Trump had famously declared himself to be considering the Presidency as an office in 1988 to Oprah, in an offhand manner. Since he claimed to be considering a run at a future date, the statue that had been offered to President Clinton and President Bush in 1990 and 1994, respectively, who seem to have demurred or declined the grotesque statue that they saw mostly in models, one of which was brought to the White House by Boris Yeltsin in 1990. If the prototype may have been sent to the Knights of Columbus in Maryland, where it was destined for the harbor, the small model that was on offer at an auction house in Florida recently suggests the circulation that the proposal for this statue of a man on a boat, the very incarnation of indvidual agency in relation to the New World, removed from any networks of power or of funding, was intended to make: the odd choice to emphasize the navigator’s agency was not surprising to have fallen on deaf ears, but to have appealed to Trump, possessed in deeply delusional ways of his own genius as a realtor as able to reach a deal in Moscow, and win a statue to take home to New York.

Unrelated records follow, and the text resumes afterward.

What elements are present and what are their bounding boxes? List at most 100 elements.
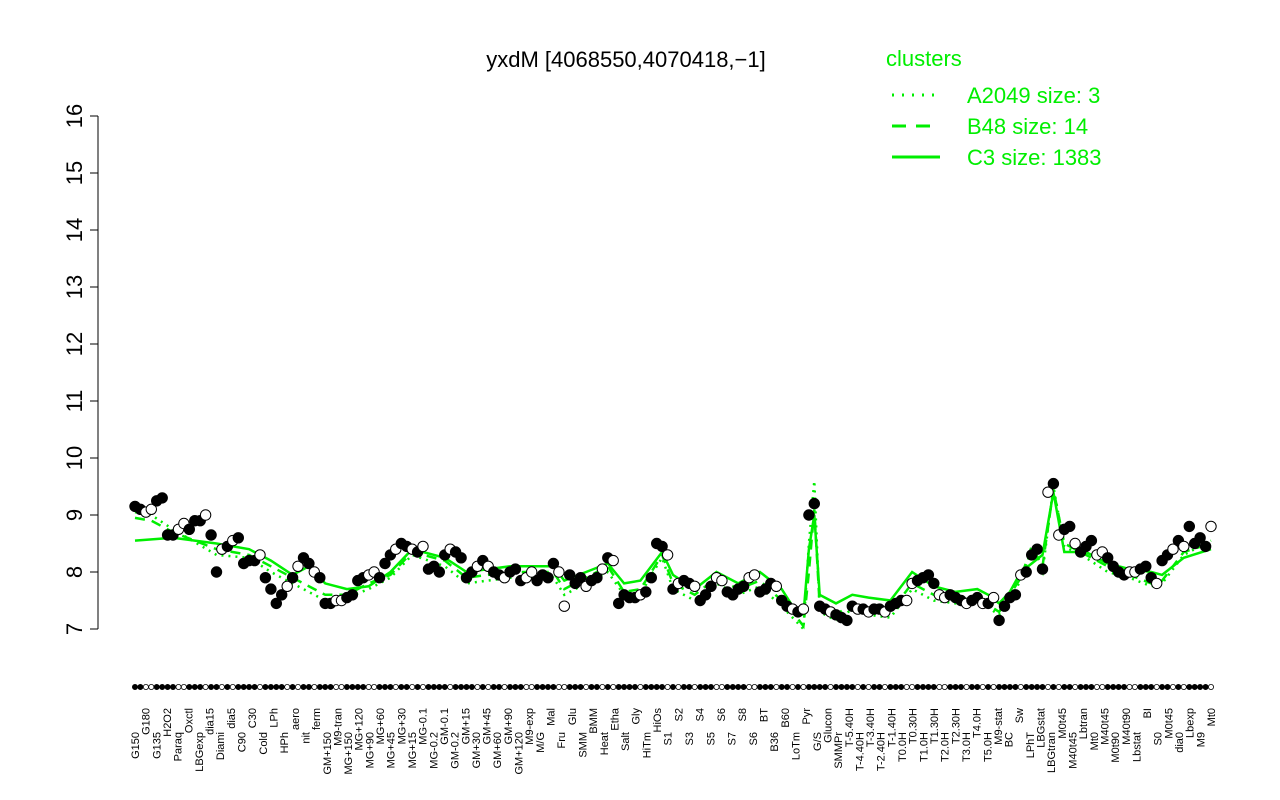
data-point	[292, 560, 304, 572]
x-marker	[414, 684, 421, 691]
x-marker	[1099, 684, 1106, 691]
x-tick-label: HiTm	[641, 732, 653, 758]
x-marker	[501, 684, 508, 691]
x-tick-label: MG+45	[386, 732, 398, 768]
x-marker	[425, 684, 432, 691]
data-point	[922, 569, 935, 581]
x-marker	[208, 684, 215, 691]
x-tick-label: dia0	[1174, 732, 1186, 753]
data-point	[286, 572, 299, 584]
x-tick-label: T-1.40H	[886, 708, 898, 747]
x-marker	[1197, 684, 1204, 691]
x-tick-label: BI	[1142, 708, 1154, 718]
x-marker	[419, 684, 426, 691]
x-marker	[947, 684, 954, 691]
x-marker	[670, 684, 677, 691]
x-tick-label: S2	[673, 708, 685, 721]
data-point	[205, 529, 217, 541]
x-tick-label: Paraq	[173, 732, 185, 761]
x-marker	[604, 684, 611, 691]
x-tick-label: GM+90	[503, 708, 515, 744]
x-tick-label: MG-0.2	[428, 732, 440, 769]
x-marker	[887, 684, 894, 691]
x-marker	[680, 684, 687, 691]
x-marker	[251, 684, 258, 691]
x-marker	[517, 684, 524, 691]
x-marker	[349, 684, 356, 691]
data-point	[542, 572, 554, 584]
data-point	[558, 600, 570, 612]
y-tick-label: 11	[62, 390, 87, 413]
x-marker	[398, 684, 405, 691]
legend-title: clusters	[886, 46, 962, 71]
x-marker	[599, 684, 606, 691]
x-tick-label: Lbtran	[1078, 708, 1090, 739]
x-tick-label: MG+30	[396, 708, 408, 744]
x-marker	[1208, 684, 1215, 691]
x-marker	[284, 684, 291, 691]
data-point	[591, 572, 603, 584]
x-tick-label: T0.30H	[908, 708, 920, 744]
data-point	[156, 492, 168, 504]
data-point	[1178, 540, 1190, 553]
x-marker	[403, 684, 410, 691]
x-tick-label: Heat	[599, 732, 611, 755]
legend: clusters A2049 size: 3 B48 size: 14 C3 s…	[886, 46, 1102, 170]
x-marker	[1159, 684, 1166, 691]
y-tick-label: 15	[62, 161, 87, 185]
chart-title: yxdM [4068550,4070418,−1]	[486, 47, 766, 72]
x-tick-label: M/G	[535, 732, 547, 753]
data-point	[526, 566, 538, 578]
x-tick-label: LBGtran	[1046, 732, 1058, 773]
x-tick-label: GM+15	[460, 708, 472, 744]
x-tick-label: T4.0H	[972, 708, 984, 738]
x-marker	[316, 684, 323, 691]
x-marker	[789, 684, 796, 691]
x-tick-label: S6	[748, 732, 760, 745]
x-marker	[909, 684, 916, 691]
x-marker	[338, 684, 345, 691]
x-marker	[881, 684, 888, 691]
data-point	[607, 554, 619, 567]
data-point	[640, 586, 652, 598]
x-tick-label: MG+120	[354, 708, 366, 751]
x-marker	[1148, 684, 1155, 691]
x-marker	[267, 684, 274, 691]
x-marker	[496, 684, 503, 691]
x-marker	[936, 684, 943, 691]
x-marker	[468, 684, 475, 691]
legend-entry-a2049: A2049 size: 3	[967, 83, 1100, 108]
data-point	[705, 580, 717, 592]
x-tick-label: ferm	[311, 708, 323, 730]
x-marker	[718, 684, 725, 691]
data-point	[373, 572, 386, 584]
x-tick-label: B60	[780, 708, 792, 728]
y-tick-label: 16	[62, 104, 87, 128]
x-marker	[387, 684, 394, 691]
data-point	[1140, 560, 1152, 572]
data-point	[993, 614, 1005, 627]
x-marker	[175, 684, 182, 691]
x-marker	[1023, 684, 1030, 691]
data-point	[1205, 520, 1217, 533]
x-marker	[648, 684, 655, 691]
data-point	[661, 549, 674, 561]
x-marker	[990, 684, 997, 691]
x-marker	[550, 684, 557, 691]
data-point	[901, 594, 913, 607]
data-point	[265, 583, 277, 595]
x-tick-label: M0t45	[1163, 708, 1175, 739]
x-marker	[843, 684, 850, 691]
x-marker	[197, 684, 204, 691]
x-marker	[137, 684, 144, 691]
x-tick-label: GM+150	[322, 732, 334, 775]
x-tick-label: Oxctl	[183, 708, 195, 733]
x-marker	[795, 684, 802, 691]
x-marker	[490, 684, 497, 691]
x-tick-label: GM-0.1	[439, 708, 451, 745]
data-point	[314, 572, 326, 584]
data-point	[1194, 532, 1206, 544]
x-marker	[816, 684, 823, 691]
x-tick-label: G/S	[812, 732, 824, 751]
data-point	[987, 591, 1000, 604]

The statue was offered to Trump during a real estate trip to Moscow of 1997, ostensibly scouting new properties, from which he returned with the plan for the massive statue beside Manhattan, greeting, one presumes, residents of the waterside development from their windows. His pride in the statue’s arrival grew soon after his return to Manhattan. Public discussion of the monument from the start involved such typical Trump chicanery to distance the arrival from his own interests–“The mayor of Moscow has written a letter to Rudy Giuliani stating that they would like to make a gift of this great work by Zurab [Tseresteli, the Georgian sculptor of monuments, who he must have met in Moscow]. It would be my honor if we could work it out with the City of New York!”–his Russian ties overshadowing mention of Columbus as a patriotic symbol–although Trump later notoriously defended as “truly inspirational” for “our great Nation” the historical influence Columbus held as a “skilled navigator and man of faith” transformative “for our great Nation.”
But can we map this failed monument, whose story has partly been told, not only in terms of property development, but the misplaced fetishizing of a cartoonish rendering of the fifteenth-century navigator as an emblem of the new course of the hidden underwater flow of transatlantic funds? The tax-free flow of millions of dollars of laundered funds seems to be marked by the statue, ostensibly celebrating America, but echoing an old regime sense of royal majesty, to be deployed at a development promoted by the property developer who had lavish Louis XIV tastes, having modeled his other residence after Versailles, long before he became United States President. The statue was presented by Trump as a “gift” he had negotiated to arrive in the United States, and volunteered to serve as nothing less than the middle-man to negotiate its arrival through then-mayor of New York, his friend Rudy Giuliani, and a conduit of what was offered by Russian oligarchs–mapping not only the arrival of the statue in Arecibo, PR, but the network of ties that linked Trump to Russia?